Within 24 hours of Peugeot announcing the closure of Ryton, an action plan was being drawn up by a group which was to be called the Peugeot Partnership.

Headed by Brian Woods-Scawen – chairman of the Coventry, Solihull and Warwickshire Partnership – it brought together unions, councils, workers, and training bodies seeking to ameliorate the aftermath of the closure.

Agencies involved include the Learning & Skills Council, the Coventry and Warwickshire Chamber of Commerce, Job Centre Plus, Advantage West Midlands, The Government Office for the West Midlands, the DTI, Coventry University and the University of Warwick, and the sub-region's local authorities of Coventry City Council, Warwickshire County Council and Rugby Borough Council.

Mr Woods-Scawen said: "A closure like this is a tragedy for the workers and their families.

"But I would also like to think about the future prospects. Coventry and Warwickshire is the fastest growing and most booming part of the West Midlands.

"There are 10,000 jobs being created here every year. We are very hopeful with support and appropriate training we will be able to place everyone in jobs and jobs of their choice."

Mr Woods Scawen pointed to the record of the partnership since it was set up on April 19.

Of the first 1,200 workers that left Peugeot, 400 are already in new employment and another 400 are in re-training.

From the remainder, some have retired, some have emigrated or gone into training. But many have found work.

"Job Centre Plus has never had as many jobs as they have at the moment.

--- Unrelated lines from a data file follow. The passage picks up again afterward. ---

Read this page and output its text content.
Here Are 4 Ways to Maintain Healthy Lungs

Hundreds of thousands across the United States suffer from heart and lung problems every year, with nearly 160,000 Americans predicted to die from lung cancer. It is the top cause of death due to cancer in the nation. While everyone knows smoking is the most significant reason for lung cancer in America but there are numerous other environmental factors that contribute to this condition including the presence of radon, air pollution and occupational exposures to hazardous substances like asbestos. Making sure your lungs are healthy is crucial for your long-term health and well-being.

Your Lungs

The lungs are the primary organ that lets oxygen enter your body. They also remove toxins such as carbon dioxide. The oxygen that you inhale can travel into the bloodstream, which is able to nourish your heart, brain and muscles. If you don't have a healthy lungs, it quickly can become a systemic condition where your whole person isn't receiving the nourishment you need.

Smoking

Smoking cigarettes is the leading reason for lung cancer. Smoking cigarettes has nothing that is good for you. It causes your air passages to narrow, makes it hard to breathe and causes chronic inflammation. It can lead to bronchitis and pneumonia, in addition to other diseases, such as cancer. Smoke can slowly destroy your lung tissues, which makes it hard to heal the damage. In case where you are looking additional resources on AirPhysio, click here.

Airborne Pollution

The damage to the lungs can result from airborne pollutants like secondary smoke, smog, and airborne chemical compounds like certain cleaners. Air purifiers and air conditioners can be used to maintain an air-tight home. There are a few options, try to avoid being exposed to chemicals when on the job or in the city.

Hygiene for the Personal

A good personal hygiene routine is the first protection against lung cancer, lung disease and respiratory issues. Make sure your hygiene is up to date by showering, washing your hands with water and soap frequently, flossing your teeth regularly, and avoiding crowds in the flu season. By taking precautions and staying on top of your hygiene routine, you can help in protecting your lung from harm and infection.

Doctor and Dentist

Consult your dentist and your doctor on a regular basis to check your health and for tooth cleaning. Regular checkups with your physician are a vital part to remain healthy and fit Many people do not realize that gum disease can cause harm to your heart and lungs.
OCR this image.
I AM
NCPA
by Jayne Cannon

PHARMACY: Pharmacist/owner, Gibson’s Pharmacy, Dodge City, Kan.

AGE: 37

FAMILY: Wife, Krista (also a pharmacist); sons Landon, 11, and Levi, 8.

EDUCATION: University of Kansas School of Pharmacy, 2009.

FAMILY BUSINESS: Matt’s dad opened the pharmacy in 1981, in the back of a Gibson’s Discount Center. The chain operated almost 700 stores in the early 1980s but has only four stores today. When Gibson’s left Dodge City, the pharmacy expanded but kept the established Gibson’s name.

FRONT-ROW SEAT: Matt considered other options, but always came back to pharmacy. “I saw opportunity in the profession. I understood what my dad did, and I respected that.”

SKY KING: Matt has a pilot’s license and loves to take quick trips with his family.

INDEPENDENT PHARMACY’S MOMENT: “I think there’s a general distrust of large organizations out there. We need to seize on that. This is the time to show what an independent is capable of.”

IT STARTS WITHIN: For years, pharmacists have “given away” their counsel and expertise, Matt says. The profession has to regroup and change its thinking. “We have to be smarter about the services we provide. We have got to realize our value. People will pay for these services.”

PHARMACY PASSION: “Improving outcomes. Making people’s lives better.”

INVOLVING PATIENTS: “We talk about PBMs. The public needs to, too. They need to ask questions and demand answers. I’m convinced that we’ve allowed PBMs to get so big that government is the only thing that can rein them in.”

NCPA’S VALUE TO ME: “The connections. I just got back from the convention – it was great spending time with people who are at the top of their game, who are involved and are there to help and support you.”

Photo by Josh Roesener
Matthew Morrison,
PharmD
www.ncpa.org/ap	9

"These are good quality jobs; they are not just stacking shelves in supermarkets. Sometimes people need support and training, but that is available."

Many of the skills of the workforce at Ryton stood them in good stead for post-Peugeot employment.

"A lot have worked in teams for example, or with logistic systems or IT every day. These skills are easily transferable to the distribution industry because they have skills they have in just in time deliveries for example," said Mr Woods-Scawen.

Many of the former workers had chosen to enter the construction industry while others had become drivers, plumbers or gone to work in IT.

He added that he didn't think the closure – allied with the closure of Jaguar at Browns Lane and Agco in Banner Lane – would dent the confidence of Coventry.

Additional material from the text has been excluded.